George snorted. ‘Three hot summers and they call it global
warming! Why, not so long since they were warning us about another ice age coming soon. They want to make up their tiny minds!’

Phoebe warmed to George. He was just the right mixture of bigot and optimist. He would suit Wynne down to the ground. He was nothing to look at; late middle-aged, fattish and bald, but he was sincere in his regard for her mother and clearly anxious not to alienate her daughter. Phoebe had been pleased to witness their closeness and glad they seemed so happy. She had also felt annoyed, and it struck her only now as she travelled southwards, why this was. She was jealous! Her mother had got herself a man who had opinions and didn’t mind expressing them. He
talked
to her. He had every intention of looking after her. Phoebe was unconditionally glad for Wynne, but she wanted her own man to do the same.

She realized that she hadn’t thought of Duncan for over twenty-four hours. Her heart sank at the prospect of going home to him and having to cope with his moods. She had done everything she could think of to help him, but he resolutely refused to confide in her. She felt left out, superfluous and hurt.

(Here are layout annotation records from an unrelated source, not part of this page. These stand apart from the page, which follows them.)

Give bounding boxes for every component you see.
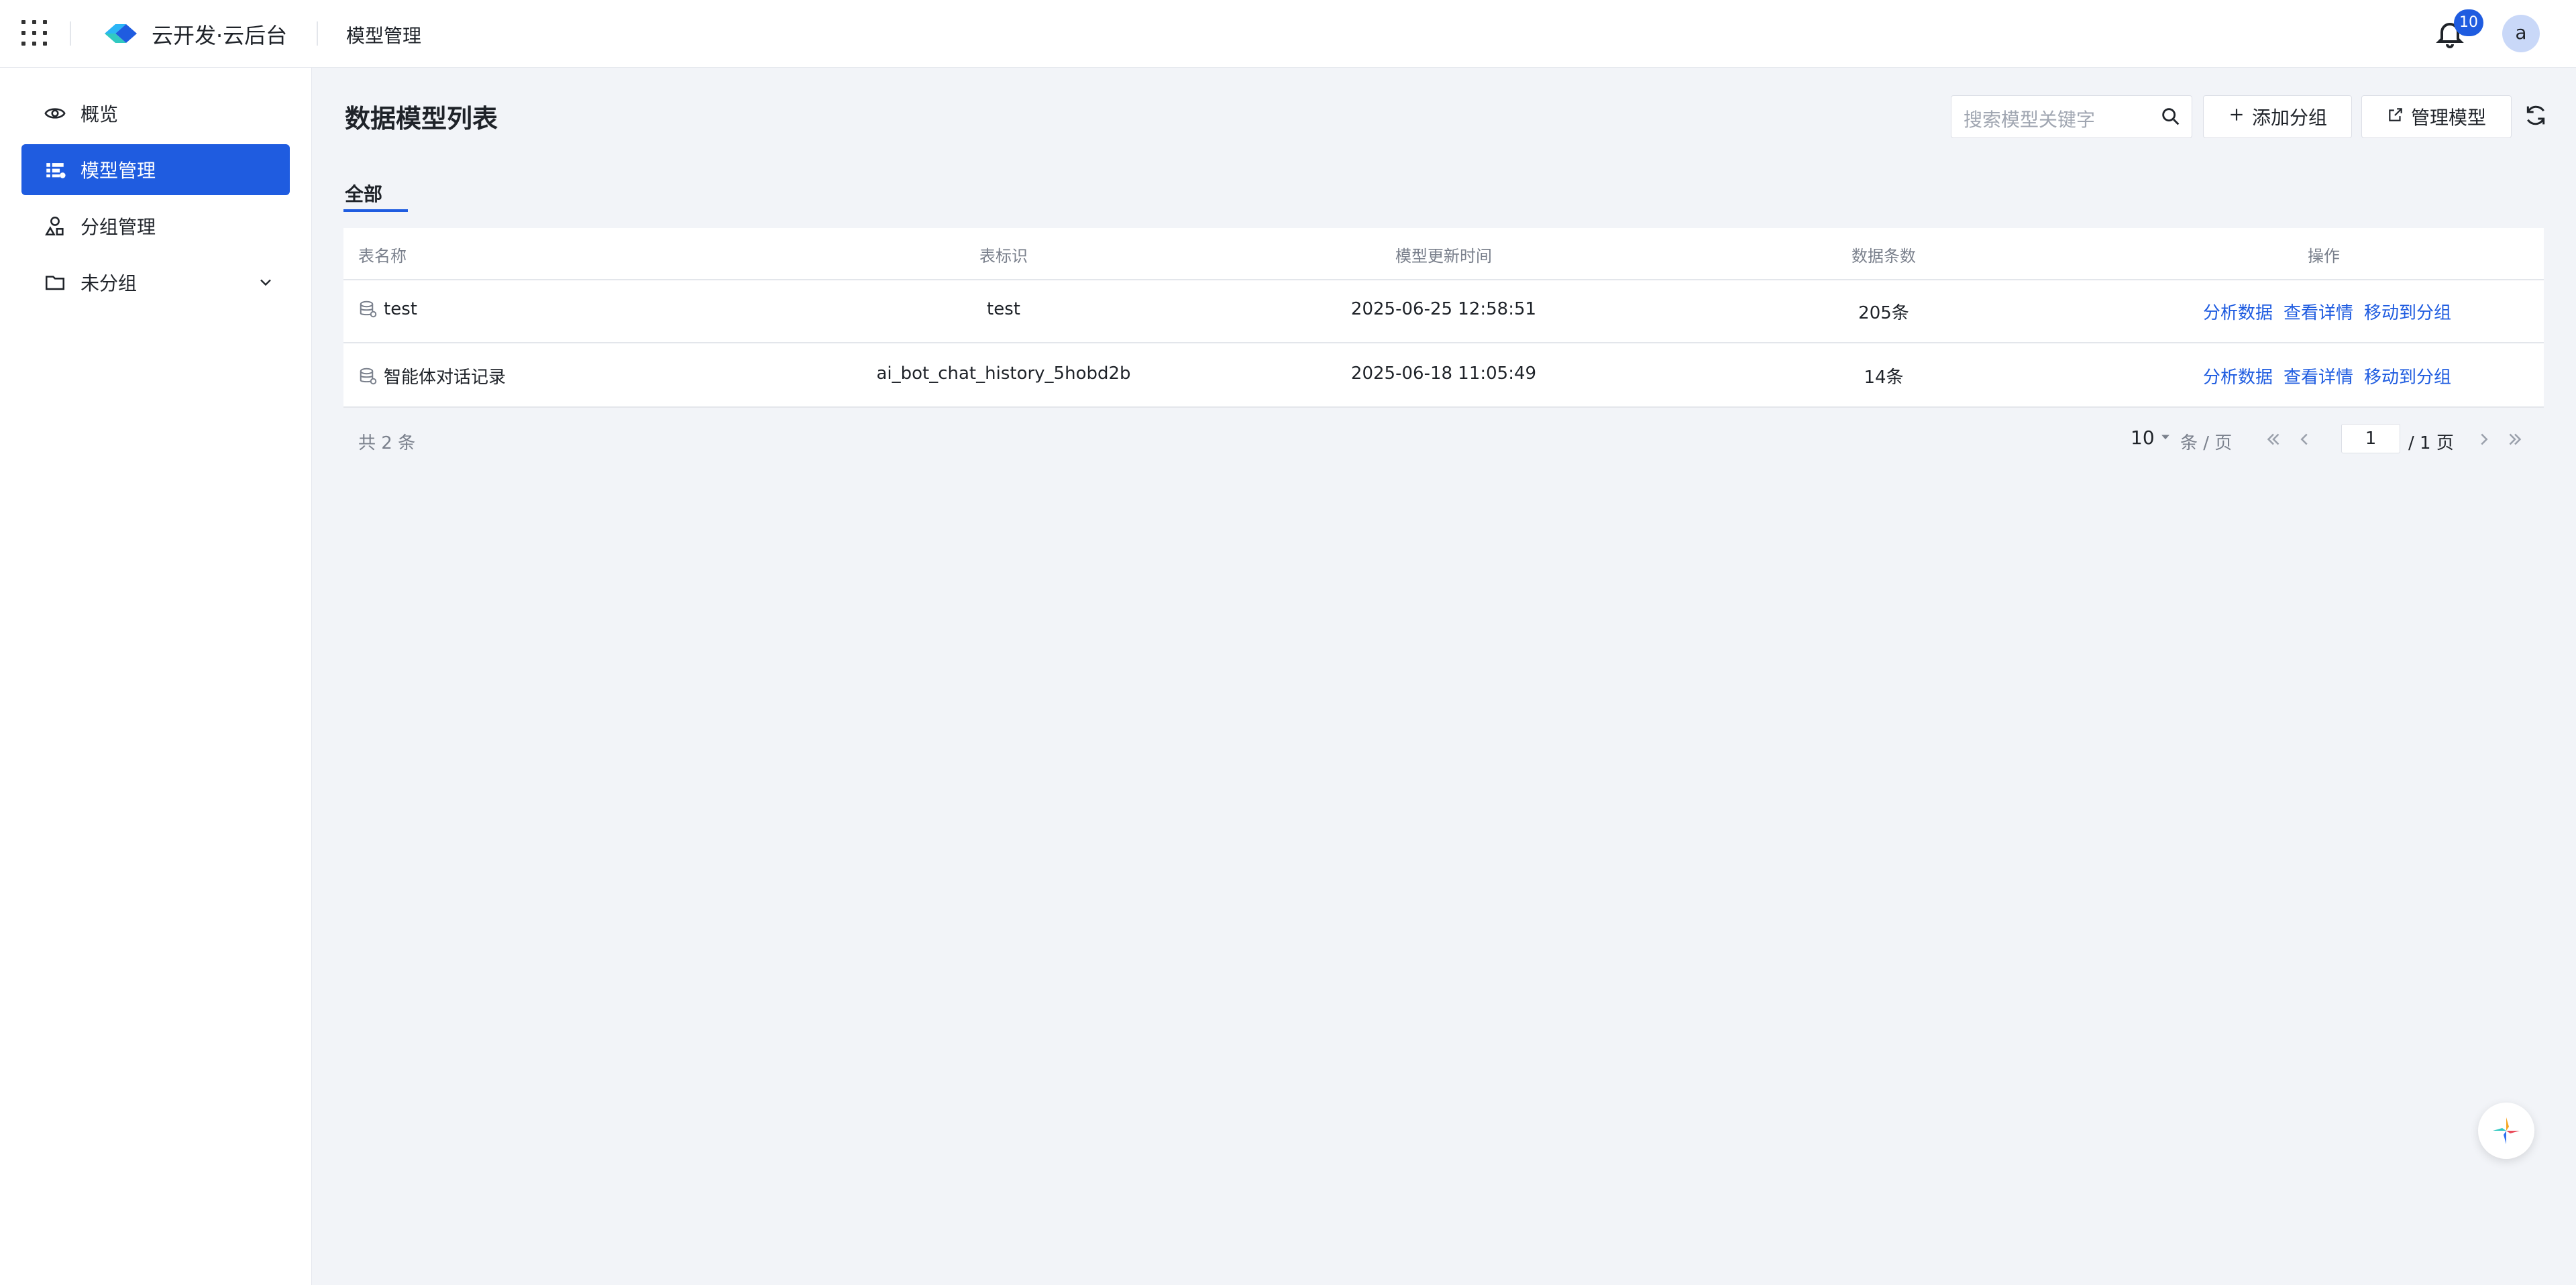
- header-divider-2: [317, 21, 318, 46]
- analyze-data-link[interactable]: 分析数据: [2203, 364, 2273, 388]
- assistant-star-icon: [2493, 1117, 2520, 1144]
- search-input[interactable]: 搜索模型关键字: [1951, 95, 2192, 138]
- table-cell-count: 14条: [1864, 368, 1904, 388]
- table-row-name: 智能体对话记录: [384, 368, 506, 388]
- table-cell-name: 智能体对话记录: [358, 364, 506, 388]
- sidebar-item-ungrouped[interactable]: 未分组: [21, 257, 290, 308]
- top-bar: 云开发·云后台 模型管理 10 a: [0, 0, 2576, 68]
- sidebar-item-model-manage[interactable]: 模型管理: [21, 144, 290, 195]
- external-link-icon: [2387, 106, 2404, 128]
- table-cell-actions: 分析数据 查看详情 移动到分组: [2203, 299, 2451, 324]
- manage-model-button[interactable]: 管理模型: [2361, 95, 2512, 138]
- per-page-label: 条 / 页: [2180, 433, 2233, 453]
- first-page-icon[interactable]: [2263, 429, 2284, 452]
- column-header-updated: 模型更新时间: [1395, 247, 1492, 266]
- table-cell-id: ai_bot_chat_history_5hobd2b: [876, 364, 1131, 384]
- total-pages: / 1 页: [2408, 433, 2454, 453]
- tab-all[interactable]: 全部: [345, 180, 382, 207]
- avatar[interactable]: a: [2502, 15, 2540, 52]
- total-count: 共 2 条: [358, 433, 416, 453]
- sidebar-item-group-manage[interactable]: 分组管理: [21, 201, 290, 252]
- search-placeholder: 搜索模型关键字: [1964, 109, 2096, 131]
- column-header-count: 数据条数: [1851, 247, 1916, 266]
- assistant-float-button[interactable]: [2478, 1103, 2534, 1159]
- page-title: 数据模型列表: [345, 104, 498, 133]
- header-divider: [70, 21, 71, 46]
- database-icon: [358, 299, 378, 319]
- page-size-select[interactable]: 10: [2131, 427, 2172, 449]
- add-group-button[interactable]: 添加分组: [2203, 95, 2352, 138]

I need to be needed, she thought, and he doesn’t need me at all. He’s never said he loves me – not once! Phoebe invented a scene in her head where Duncan rushed out to greet her with open arms when she got home, saying that he’d missed her so much and he’d never realized before how essential she was to him … She felt tears rising in her eyes and sniffed them back crossly. There was nothing to be done about that particular problem. If someone didn’t tell you they loved you, then that was that. You couldn’t risk asking them if they did, because if they said ‘no’, then everything collapsed into hopelessness, and if they said
‘yes’, then you
wondered why they hadn’t thought to say so themselves, so you didn’t believe them. You couldn’t win. By the time she did arrive at home, she was tired. It had been a long journey. No one was at the door to meet her, and when she found Duncan sitting at the kitchen table he did not greet her with any obvious enthusiasm.